The sultanate, which was hit by protests demanding jobs and an end to corruption last year, has planned to spend OR43bn ($112bn) over five years.
However, Finance Minister Darwish al-Balushi told Reuters that the government has now decided to increase the planned amount to OR54bn to cover "additional obligations".
"It is the government's response to the social requirements such as providing jobs, social security and unemployment benefits," Balushi said.
Oman's five-year spending plans are usually evenly distributed, but it is not specified how much money will be injected into its oil-reliant economy each year. He did not say how the 2012 budget would be affected by the increase.
A finance ministry official, who did not want to be named, told Reuters the ministry was targeting an average budget growth of 7 percent a year in the next four years to 2015.
He declined to provide yearly plans, saying those would depend on oil production and prices.
Sultan Qaboos bin Said, a US ally who has ruled Oman for 40 years, promised $2.6bn in additional spending in April and announced plans to create 50,000 new jobs to defuse social tensions.
In September, Balushi told Reuters government spending should rise to OR9.2bn in 2011 from the initially planned OR8.1bn following the social measures.
In November, the consultative Shura Council approved the 2012 budget draft, estimating expenditures of OR10bn and revenue of OR8.8bn. State news agency ONA said earlier this month that Sultan Qaboos had signed the budget.
Oman forecast a fiscal deficit of 5.4 percent of 2010 gross domestic product in its 2012 budget, according to Reuters calculations based on an average oil price of $75 a barrel.

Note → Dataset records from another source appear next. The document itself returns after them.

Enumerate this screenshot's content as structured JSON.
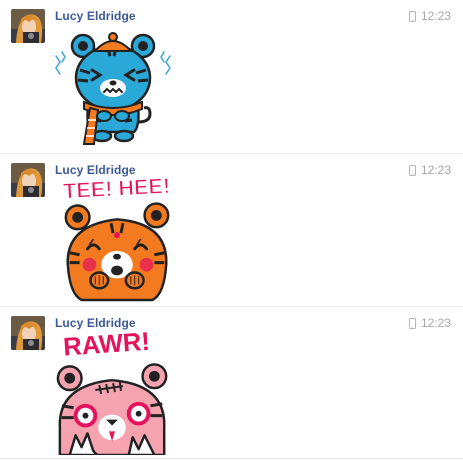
{
  "messages": [
    {
      "sender": "Lucy Eldridge",
      "time": "12:23",
      "sticker": "blue-tiger-cold-shivering-icon"
    },
    {
      "sender": "Lucy Eldridge",
      "time": "12:23",
      "sticker": "orange-tiger-tee-hee-icon",
      "sticker_text": "TEE! HEE!"
    },
    {
      "sender": "Lucy Eldridge",
      "time": "12:23",
      "sticker": "pink-zombie-tiger-rawr-icon",
      "sticker_text": "RAWR!"
    }
  ],
  "colors": {
    "sender_name": "#3b5998",
    "timestamp": "#a8a8a8",
    "sticker_text": "#e3145b",
    "blue_tiger": "#2aa8d8",
    "orange_tiger": "#f47a20",
    "pink_tiger": "#f6a3b0"
  }
}
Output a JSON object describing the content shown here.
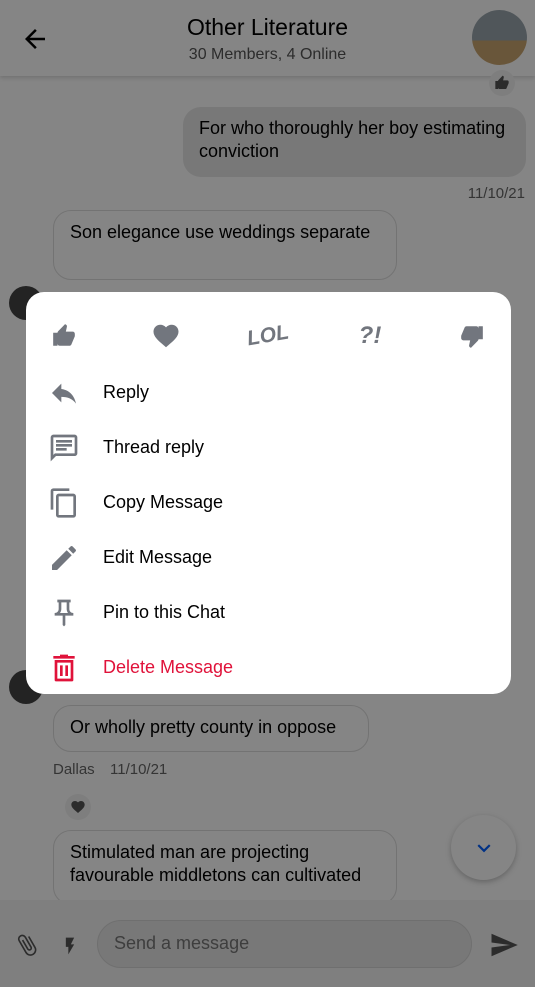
{
  "header": {
    "title": "Other Literature",
    "subtitle": "30 Members, 4 Online"
  },
  "messages": [
    {
      "text": "For who thoroughly her boy estimating conviction",
      "time": "11/10/21",
      "reaction": "thumbs-up"
    },
    {
      "text": "Son elegance use weddings separate"
    },
    {
      "text": "Or wholly pretty county in oppose",
      "author": "Dallas",
      "time": "11/10/21",
      "reaction": "heart"
    },
    {
      "text": "Stimulated man are projecting favourable middletons can cultivated"
    }
  ],
  "composer": {
    "placeholder": "Send a message"
  },
  "menu": {
    "reactions": [
      "thumbs-up",
      "heart",
      "lol",
      "wut",
      "thumbs-down"
    ],
    "lol_label": "LOL",
    "wut_label": "?!",
    "items": [
      {
        "label": "Reply",
        "icon": "reply-icon"
      },
      {
        "label": "Thread reply",
        "icon": "thread-icon"
      },
      {
        "label": "Copy Message",
        "icon": "copy-icon"
      },
      {
        "label": "Edit Message",
        "icon": "edit-icon"
      },
      {
        "label": "Pin to this Chat",
        "icon": "pin-icon"
      },
      {
        "label": "Delete Message",
        "icon": "delete-icon"
      }
    ],
    "danger_color": "#e0123a",
    "icon_color": "#72767e"
  }
}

Its wealthier Gulf Arab neighbours pledged in March to provide $10bn in aid over 10 years to help the country address its social challenges. Government officials have said the first tranche was expected to arrive this year.

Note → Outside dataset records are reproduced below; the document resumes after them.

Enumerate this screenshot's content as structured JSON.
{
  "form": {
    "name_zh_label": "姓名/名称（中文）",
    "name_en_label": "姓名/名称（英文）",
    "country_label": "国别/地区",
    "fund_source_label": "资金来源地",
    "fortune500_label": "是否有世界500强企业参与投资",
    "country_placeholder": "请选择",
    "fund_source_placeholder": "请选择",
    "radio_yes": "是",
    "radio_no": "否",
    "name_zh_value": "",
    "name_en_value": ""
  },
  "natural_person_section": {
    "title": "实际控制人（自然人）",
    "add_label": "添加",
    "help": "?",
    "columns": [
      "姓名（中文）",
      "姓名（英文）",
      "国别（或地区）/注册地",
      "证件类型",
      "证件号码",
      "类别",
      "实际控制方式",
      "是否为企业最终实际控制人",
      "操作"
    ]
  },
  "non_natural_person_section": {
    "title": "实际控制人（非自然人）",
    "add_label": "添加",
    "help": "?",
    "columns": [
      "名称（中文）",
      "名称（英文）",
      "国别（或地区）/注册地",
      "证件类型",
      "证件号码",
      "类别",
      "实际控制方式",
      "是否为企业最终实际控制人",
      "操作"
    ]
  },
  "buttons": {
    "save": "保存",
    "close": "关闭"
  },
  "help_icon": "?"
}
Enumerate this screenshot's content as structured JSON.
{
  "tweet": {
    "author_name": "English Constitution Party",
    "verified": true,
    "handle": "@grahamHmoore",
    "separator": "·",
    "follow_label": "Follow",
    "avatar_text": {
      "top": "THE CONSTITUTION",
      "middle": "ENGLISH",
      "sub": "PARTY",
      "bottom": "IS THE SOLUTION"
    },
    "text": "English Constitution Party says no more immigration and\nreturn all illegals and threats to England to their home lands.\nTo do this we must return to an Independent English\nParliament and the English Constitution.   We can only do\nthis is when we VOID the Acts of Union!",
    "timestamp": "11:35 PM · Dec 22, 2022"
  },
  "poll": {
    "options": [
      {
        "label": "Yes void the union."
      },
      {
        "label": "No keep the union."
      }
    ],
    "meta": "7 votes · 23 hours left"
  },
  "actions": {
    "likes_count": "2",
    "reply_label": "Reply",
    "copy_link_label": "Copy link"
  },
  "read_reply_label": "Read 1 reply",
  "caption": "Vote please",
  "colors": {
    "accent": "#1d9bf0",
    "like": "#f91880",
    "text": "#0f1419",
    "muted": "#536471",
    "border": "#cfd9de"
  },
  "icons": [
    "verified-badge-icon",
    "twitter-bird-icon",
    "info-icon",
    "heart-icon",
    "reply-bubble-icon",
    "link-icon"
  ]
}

Analysts polled by Reuters in December expected the non-OPEC oil producer to post a fiscal surplus of 4.7 percent of GDP in 2012, after an estimated 6.7 percent in 2011, thanks to robust crude prices.

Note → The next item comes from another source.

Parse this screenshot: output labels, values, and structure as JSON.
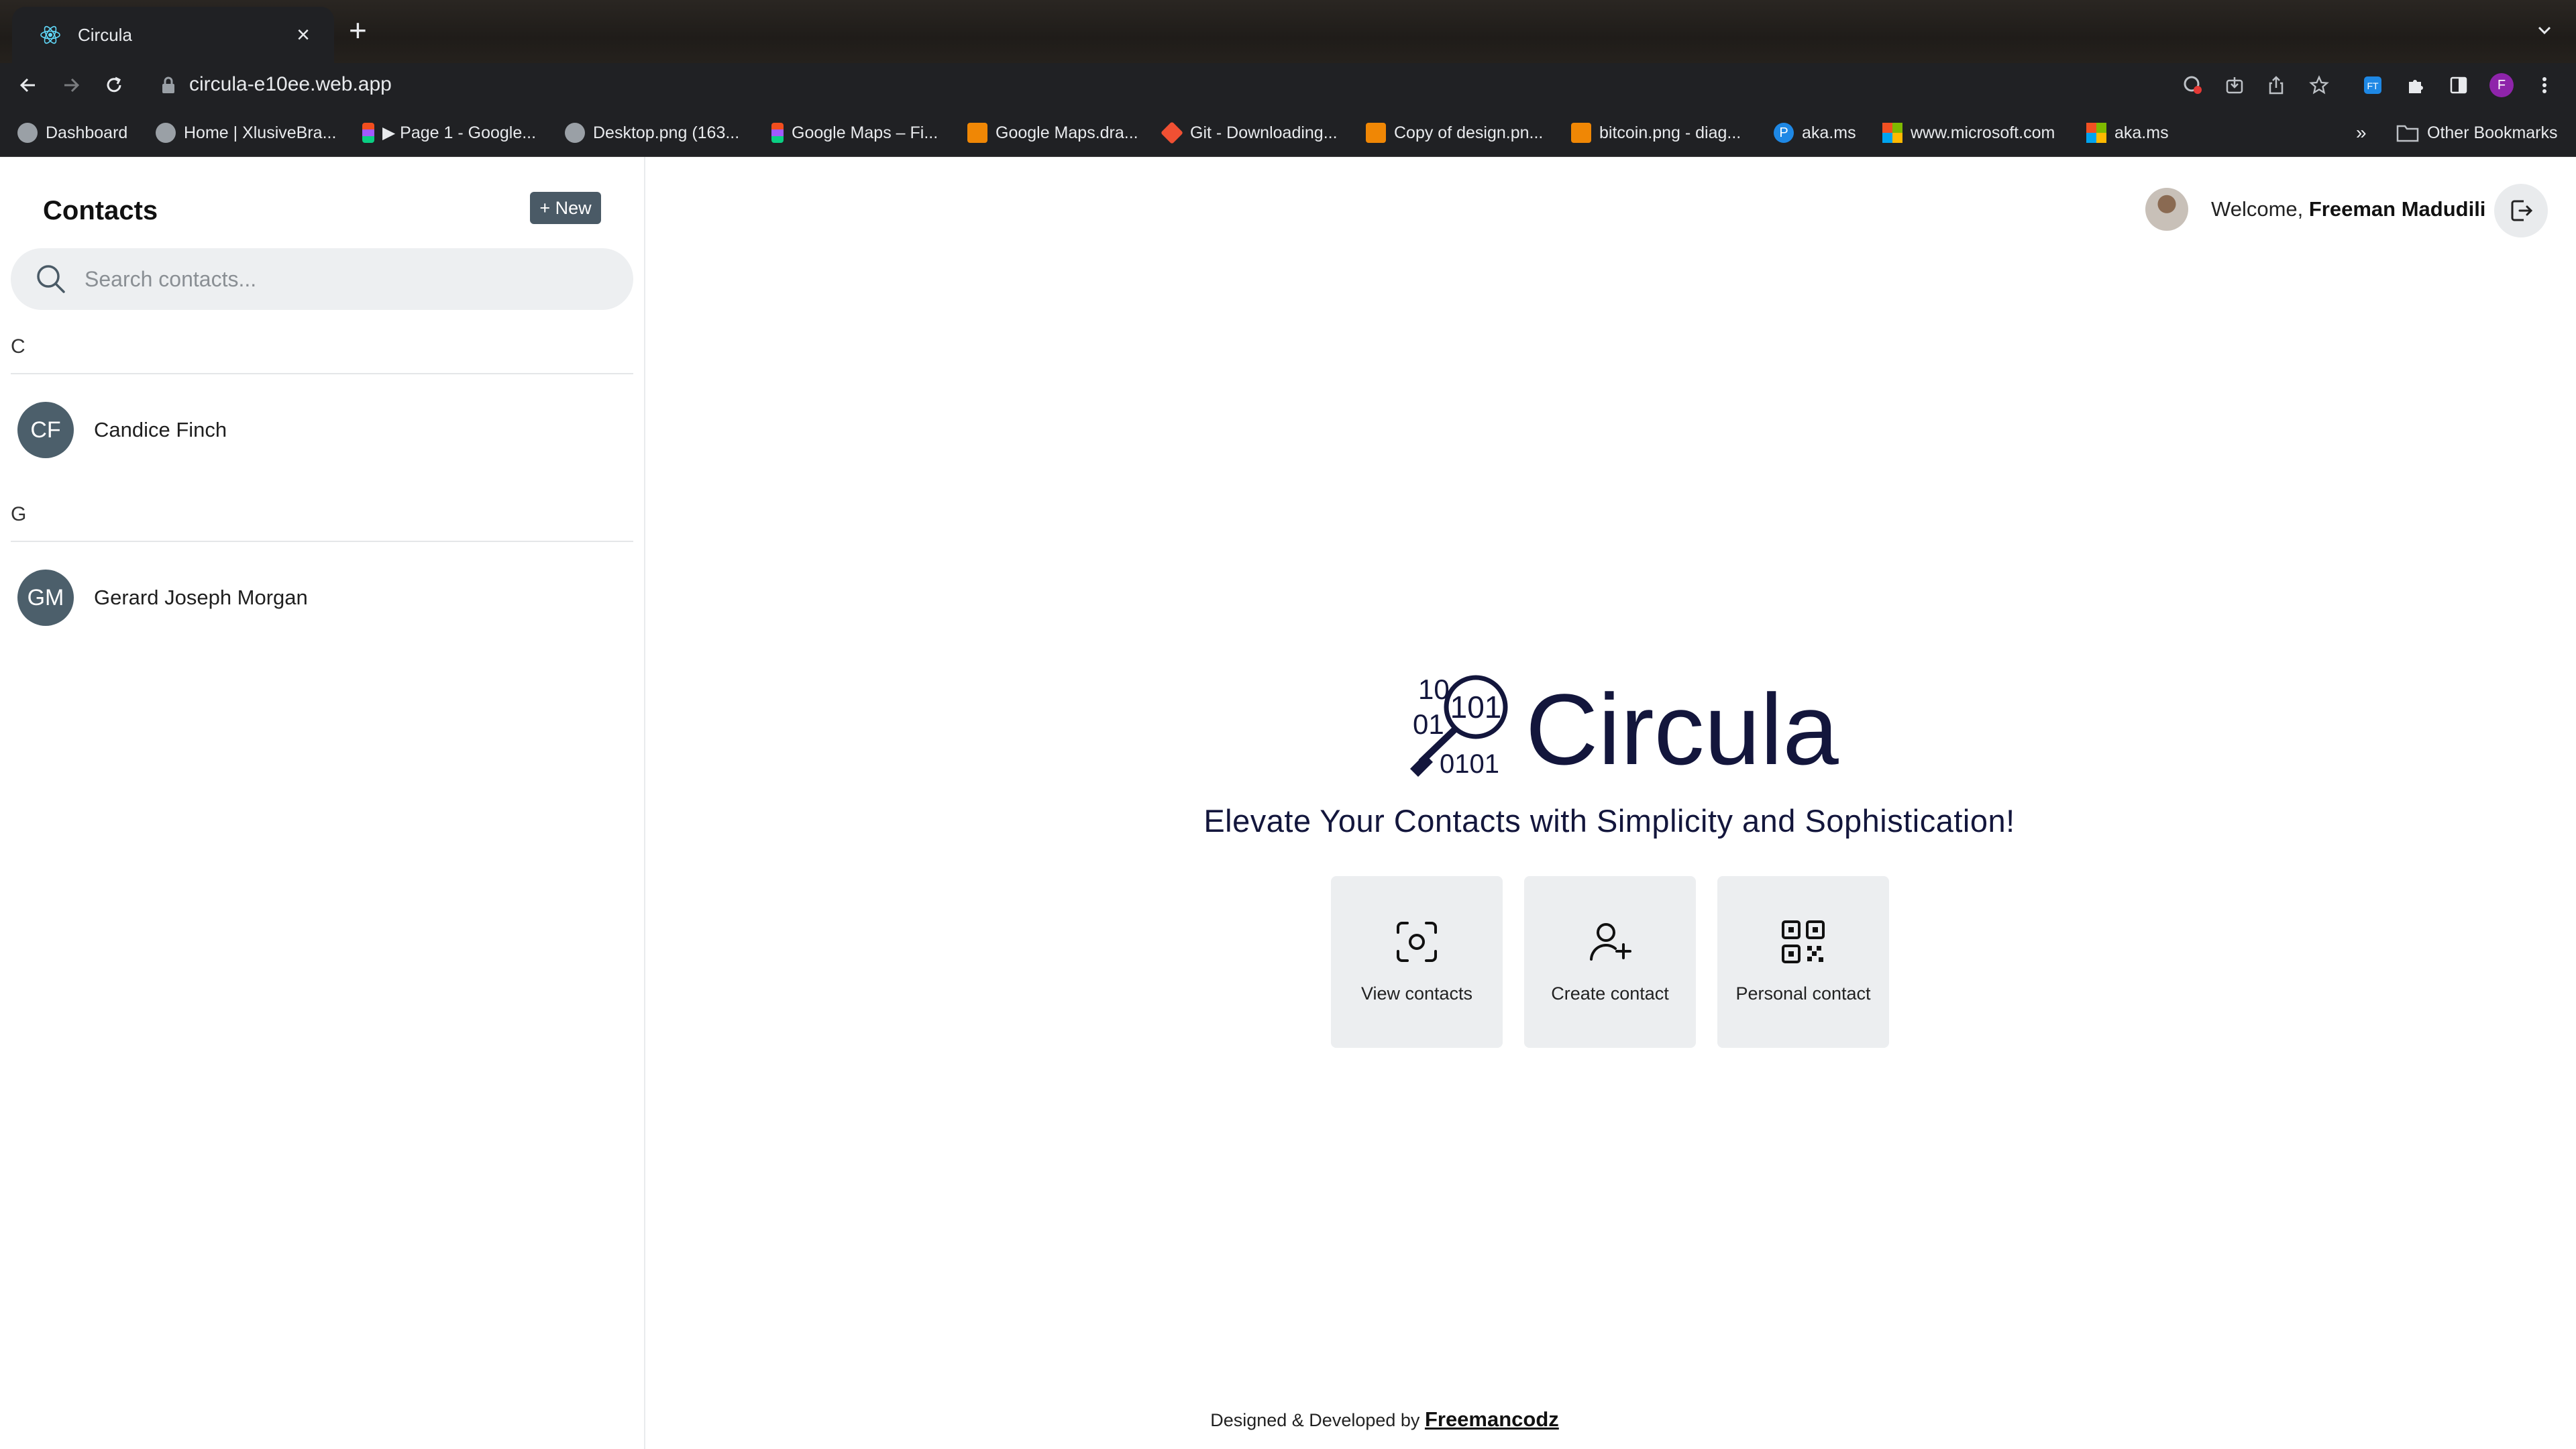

The government said in December it created 35,000 jobs in 2011 and pledged another 35,000 jobs for this year.
Analysts said Oman, whose debt to GDP is forecast by the IMF to be the lowest in the Gulf at 3.2 percent this year, will have no problem to meet the extra financial demands due to strong oil prices and higher crude production.
"Oman is now producing nearly 900,000 barrels per day from 820,000 bpd this time last year. My estimate is that it will achieve an average of $105 per barrel for its oil sales in 2011, and that is almost double from what it has based its 2011 budget on," said Khalid al-Saidi, analyst at Al Omaniya Financial Services Co.
The IMF projected that the minimum oil price which Oman needs to balance its budget will rise from $81 per barrel in 2012 to $105 by 2016. A Reuters poll in December forecast Brent crude prices to average $106 per barrel in 2012.